U.S. sailor found not guilty of fire that destroyed ship

Port of San Diego Harbor Police Department boats combat a fire on board the U.S. Navy amphibious assault ship USS Bonhomme Richard at Naval Base San Diego, California, U.S. July 12, 2020. U.S. Navy/Lt. John J. Mike/Handout via REUTERS/File Photo

Sept 30 (Reuters) - A U.S. Navy sailor was found not guilty on Friday of starting a fire that destroyed the amphibious assault ship Bonhomme Richard in San Diego in 2020.

Seaman Recruit Ryan Mays was acquitted of charges of arson and the willful hazarding of a ship, Commander Sean Robertson, a spokesman for the U.S. 3rd Fleet, said in a statement.

The decision followed a two-week court-martial in which Navy prosecutors argued that Mays, who was 19 at the time of the blaze, started the fire due to disgruntlement with his work. Defense lawyers said lithium-ion batteries or a spark from a short on a forklift could have been to blame.

"The Navy is committed to upholding the principles of due process and a fair trial," Robertson said.

Had Mays been found guilty, he could have faced life in prison.
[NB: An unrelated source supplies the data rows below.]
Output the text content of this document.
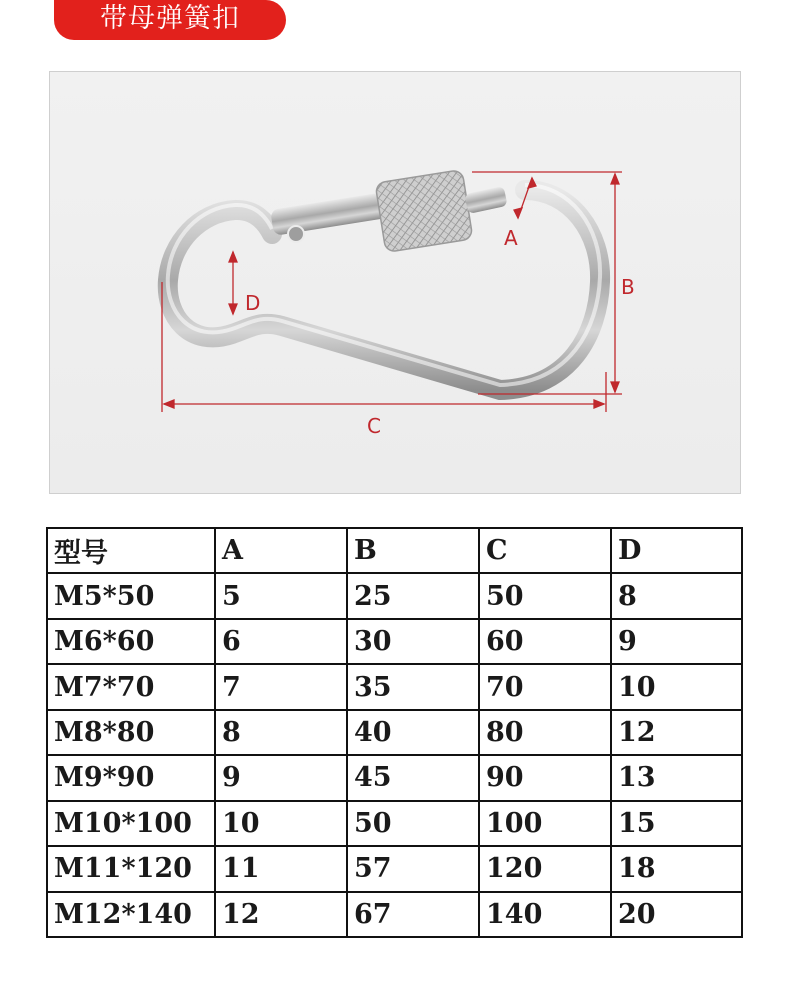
带母弹簧扣
A
B
C
D
型号	A	B	C	D
M5*50	5	25	50	8
M6*60	6	30	60	9
M7*70	7	35	70	10
M8*80	8	40	80	12
M9*90	9	45	90	13
M10*100	10	50	100	15
M11*120	11	57	120	18
M12*140	12	67	140	20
More than 60 people, including about 40 sailors, were treated for minor injuries during four days of fighting flames on the 844-foot-long (257-meter) warship, which was docked for maintenance at its homeport at U.S. Naval Base San Diego.

The Bonhomme Richard, whose size ranks second in the U.S. Navy fleet to that of an aircraft carrier, was so badly damaged, the $1.2 billion vessel had to be scrapped.